ChatGPT's o3 Model Found Remote Zeroday in Linux Kernel Code

AI has, without a doubt, become the hottest tech topic in recent years. Some folks are excited about its endless possibilities, while others worry it’s pushing us dangerously close to a sci-fi-style doomsday. But one thing’s clear—AI is here and getting smarter every day.

Its uses are practically limitless. It can help you whip up a 5-minute omelette—or, get this—it can scan massive amounts of source code and spot vulnerabilities. Yep, even in something as complex as the Linux kernel. So, what’s going on here? Let’s break it down.

On May 22, 2025, security researcher Sean Heelan shared a compelling account of how ChatGPT’s latest language model, o3, uncovered a critical remote zeroday vulnerability in the Linux kernel’s SMB implementation, designated as CVE-2025-37899.

Heelan’s investigation centered on ksmbd, the Linux kernel server responsible for implementing the SMB3 protocol in kernel space for network file sharing.

Initially embarking on a manual audit of ksmbd to benchmark o3’s potential, Heelan quickly realized that the model was able to autonomously identify a complex use-after-free vulnerability in the handler for the SMB ‘logoff’ command—an issue Heelan himself had not previously detected.

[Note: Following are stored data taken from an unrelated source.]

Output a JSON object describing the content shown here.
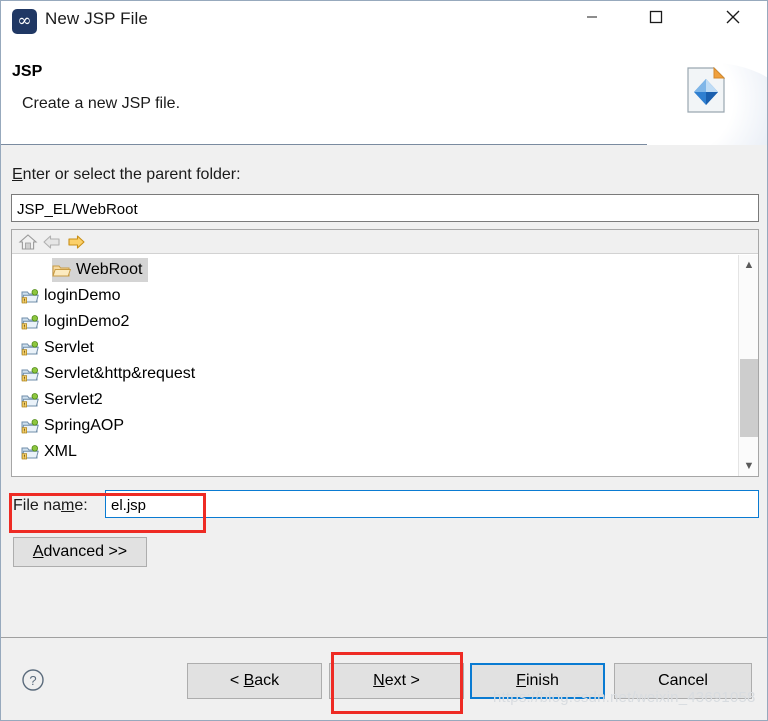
{
  "window": {
    "title": "New JSP File",
    "app_icon": "myeclipse-icon",
    "controls": {
      "minimize": "minimize-icon",
      "maximize": "maximize-icon",
      "close": "close-icon"
    }
  },
  "header": {
    "title": "JSP",
    "description": "Create a new JSP file.",
    "banner_icon": "jsp-file-icon"
  },
  "parent_folder": {
    "label_prefix": "",
    "label_mnemonic": "E",
    "label_rest": "nter or select the parent folder:",
    "value": "JSP_EL/WebRoot",
    "placeholder": ""
  },
  "tree_toolbar": {
    "home": "home-icon",
    "back": "back-arrow-icon",
    "forward": "forward-arrow-icon"
  },
  "tree": {
    "items": [
      {
        "label": "WebRoot",
        "icon": "open-folder-icon",
        "selected": true,
        "indent": true
      },
      {
        "label": "loginDemo",
        "icon": "web-project-folder-icon",
        "selected": false,
        "indent": false
      },
      {
        "label": "loginDemo2",
        "icon": "web-project-folder-icon",
        "selected": false,
        "indent": false
      },
      {
        "label": "Servlet",
        "icon": "web-project-folder-icon",
        "selected": false,
        "indent": false
      },
      {
        "label": "Servlet&http&request",
        "icon": "web-project-folder-icon",
        "selected": false,
        "indent": false
      },
      {
        "label": "Servlet2",
        "icon": "web-project-folder-icon",
        "selected": false,
        "indent": false
      },
      {
        "label": "SpringAOP",
        "icon": "web-project-folder-icon",
        "selected": false,
        "indent": false
      },
      {
        "label": "XML",
        "icon": "web-project-folder-icon",
        "selected": false,
        "indent": false
      }
    ]
  },
  "file_name": {
    "label_prefix": "File na",
    "label_mnemonic": "m",
    "label_rest": "e:",
    "value": "el.jsp",
    "placeholder": ""
  },
  "advanced": {
    "mnemonic": "A",
    "rest": "dvanced >>"
  },
  "footer": {
    "help": "help-icon",
    "buttons": {
      "back": {
        "prefix": "< ",
        "mnemonic": "B",
        "rest": "ack"
      },
      "next": {
        "prefix": "",
        "mnemonic": "N",
        "rest": "ext >"
      },
      "finish": {
        "prefix": "",
        "mnemonic": "F",
        "rest": "inish"
      },
      "cancel": {
        "prefix": "",
        "mnemonic": "",
        "rest": "Cancel"
      }
    }
  },
  "watermark": "https://blog.csdn.net/weixin_43691058",
  "colors": {
    "accent": "#0a7bd2",
    "annotation": "#ee2b24",
    "title_icon_bg": "#203864",
    "body_bg": "#f0f0f0",
    "selection": "#d4d4d4"
  }
}
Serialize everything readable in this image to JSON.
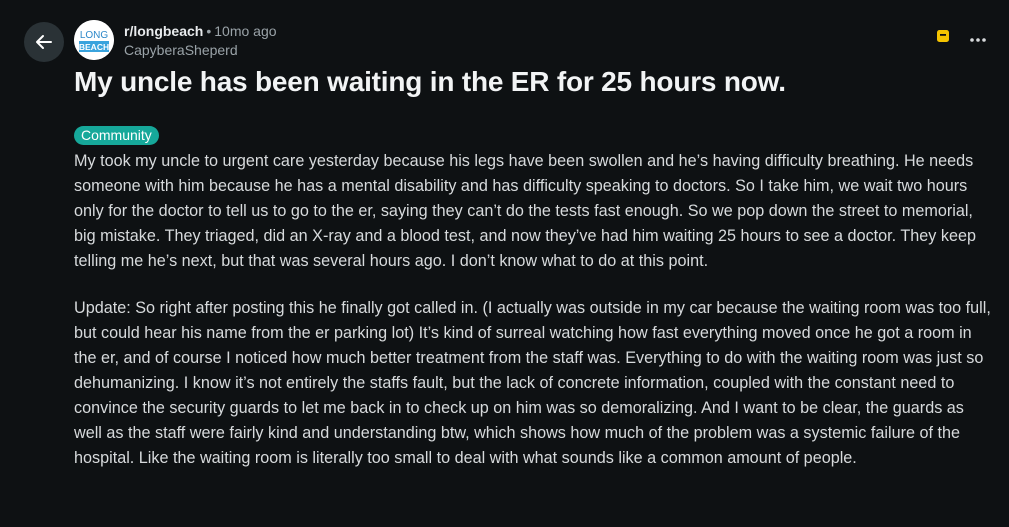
{
  "post": {
    "subreddit": "r/longbeach",
    "separator": "•",
    "age": "10mo ago",
    "author": "CapyberaSheperd",
    "avatar_text_top": "LONG",
    "avatar_text_bottom": "BEACH",
    "title": "My uncle has been waiting in the ER for 25 hours now.",
    "flair": "Community",
    "paragraphs": [
      "My took my uncle to urgent care yesterday because his legs have been swollen and he’s having difficulty breathing. He needs someone with him because he has a mental disability and has difficulty speaking to doctors. So I take him, we wait two hours only for the doctor to tell us to go to the er, saying they can’t do the tests fast enough. So we pop down the street to memorial, big mistake. They triaged, did an X-ray and a blood test, and now they’ve had him waiting 25 hours to see a doctor. They keep telling me he’s next, but that was several hours ago. I don’t know what to do at this point.",
      "Update: So right after posting this he finally got called in. (I actually was outside in my car because the waiting room was too full, but could hear his name from the er parking lot) It’s kind of surreal watching how fast everything moved once he got a room in the er, and of course I noticed how much better treatment from the staff was. Everything to do with the waiting room was just so dehumanizing. I know it’s not entirely the staffs fault, but the lack of concrete information, coupled with the constant need to convince the security guards to let me back in to check up on him was so demoralizing. And I want to be clear, the guards as well as the staff were fairly kind and understanding btw, which shows how much of the problem was a systemic failure of the hospital. Like the waiting room is literally too small to deal with what sounds like a common amount of people."
    ]
  },
  "icons": {
    "back": "arrow-left-icon",
    "save": "bookmark-icon",
    "more": "more-horizontal-icon"
  },
  "colors": {
    "background": "#0e1113",
    "flair_bg": "#16a89a",
    "save_icon": "#f5c400"
  }
}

What makes this finding particularly remarkable is the vulnerability’s nature, which involves concurrency and shared objects accessed across multiple threads.

The vulnerability occurs because one thread frees an object while another thread may still access it without proper synchronization, leading to use-after-free conditions that could allow kernel memory corruption and arbitrary code execution.

Before this breakthrough, Heelan used another vulnerability, CVE-2025-37778, as a benchmark. This earlier flaw, known as the “Kerberos authentication vulnerability,” is also a use-after-free bug triggered during Kerberos authentication in session setup requests.

While this vulnerability is remote and impactful, it is relatively contained, requiring the analysis of about 3,300 lines of kernel code. Heelan’s method involved feeding o3 with code from specific SMB command handlers and related functions—carefully curated to remain within the model’s token limits.

The results were telling: across multiple runs, o3 identified the Kerberos authentication vulnerability significantly more often than previous models like Claude Sonnet 3.7, doubling or tripling detection rates. More impressively, OpenAI’s o3 produced bug reports that read more like those from human experts—concise, focused, and easier to follow, although sometimes at the expense of detail.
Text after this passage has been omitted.